First Posted: 1/15/2009

LUMBERTON - The North Carolina Indian Housing Authority is back in court today in its ongoing civil lawsuit against the Lumbee Tribal Council.
The council had voted on March 15 to settle the lawsuit, but a lawyer for the Housing Authority says the tribe hasn't paid the full amount it agreed to. Terms of the settlement were not disclosed.
The trial was expected to begin on Monday, but the start was delayed until this morning.
The Housing Authority is suing the tribe over management of apartments in Cumberland, Hoke and Robeson counties. The authority filed the lawsuit in January after it said tribal officials trespassed onto the property.
Neil Yarborough, the lawyer for the authority, also is asking that the tribe pay lawyer and court reporter fees that were incurred March 10 when tribal officials failed to show up for depositions in the case.
Yarborough has been seeking information about the tribe's operating and accounting procedures, federal grants and loans, tribal programs, personnel policies and actions regarding the Housing Authority.
The Tribal Council voted in April 2004 to take over ownership of Red Hill apartments in Maxton, Heritage Haven in Fairmont, Hawkeye Sands in Raeford and Eagles Nest in Fayetteville.

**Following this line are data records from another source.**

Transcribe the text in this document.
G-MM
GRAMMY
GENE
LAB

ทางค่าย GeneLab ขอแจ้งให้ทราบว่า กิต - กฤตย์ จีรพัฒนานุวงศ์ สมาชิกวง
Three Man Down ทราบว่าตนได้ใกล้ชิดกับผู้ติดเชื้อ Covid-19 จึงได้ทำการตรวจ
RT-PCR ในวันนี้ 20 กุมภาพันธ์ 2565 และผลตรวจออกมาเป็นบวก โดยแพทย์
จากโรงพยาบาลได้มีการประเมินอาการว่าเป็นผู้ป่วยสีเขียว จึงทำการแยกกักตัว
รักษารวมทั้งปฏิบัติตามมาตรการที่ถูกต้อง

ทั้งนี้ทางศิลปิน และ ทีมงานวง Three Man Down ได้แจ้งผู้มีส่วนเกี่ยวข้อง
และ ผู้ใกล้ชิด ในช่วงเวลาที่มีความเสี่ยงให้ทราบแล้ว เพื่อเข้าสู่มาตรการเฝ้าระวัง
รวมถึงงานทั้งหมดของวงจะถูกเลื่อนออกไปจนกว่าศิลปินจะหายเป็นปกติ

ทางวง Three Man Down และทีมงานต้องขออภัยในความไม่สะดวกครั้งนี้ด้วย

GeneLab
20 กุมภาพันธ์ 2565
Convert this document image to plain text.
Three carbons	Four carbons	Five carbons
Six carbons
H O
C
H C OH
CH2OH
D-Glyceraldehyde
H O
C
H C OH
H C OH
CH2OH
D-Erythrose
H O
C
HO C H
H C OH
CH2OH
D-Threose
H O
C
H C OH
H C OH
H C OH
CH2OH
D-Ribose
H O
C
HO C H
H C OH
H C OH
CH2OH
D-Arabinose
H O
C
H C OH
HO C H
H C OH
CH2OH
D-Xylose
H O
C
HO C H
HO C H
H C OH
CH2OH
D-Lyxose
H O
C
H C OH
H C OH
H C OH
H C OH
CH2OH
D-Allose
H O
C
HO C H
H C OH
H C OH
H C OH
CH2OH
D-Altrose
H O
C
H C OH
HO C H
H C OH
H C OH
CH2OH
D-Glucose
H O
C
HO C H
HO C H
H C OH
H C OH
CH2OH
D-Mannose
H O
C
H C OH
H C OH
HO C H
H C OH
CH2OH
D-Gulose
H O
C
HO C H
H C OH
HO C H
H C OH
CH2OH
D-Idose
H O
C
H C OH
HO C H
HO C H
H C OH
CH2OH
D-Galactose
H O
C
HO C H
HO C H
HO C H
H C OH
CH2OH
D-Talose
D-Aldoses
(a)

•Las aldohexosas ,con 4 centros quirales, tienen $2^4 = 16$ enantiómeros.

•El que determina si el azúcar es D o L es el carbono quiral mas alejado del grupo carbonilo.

The tribe gets more than $800,000 a year in federal money to use for maintenance and operation costs. Tribal officials have said it would be cheaper to own the property.
In December, tribal officials tried to take over management of the apartments. Yarborough wrote to tribal administrators, saying they could face trespassing charges if they were on the property.
The Housing Authority obtained a restraining order against the tribe in January after the tribe tried to take over maintenance of the units.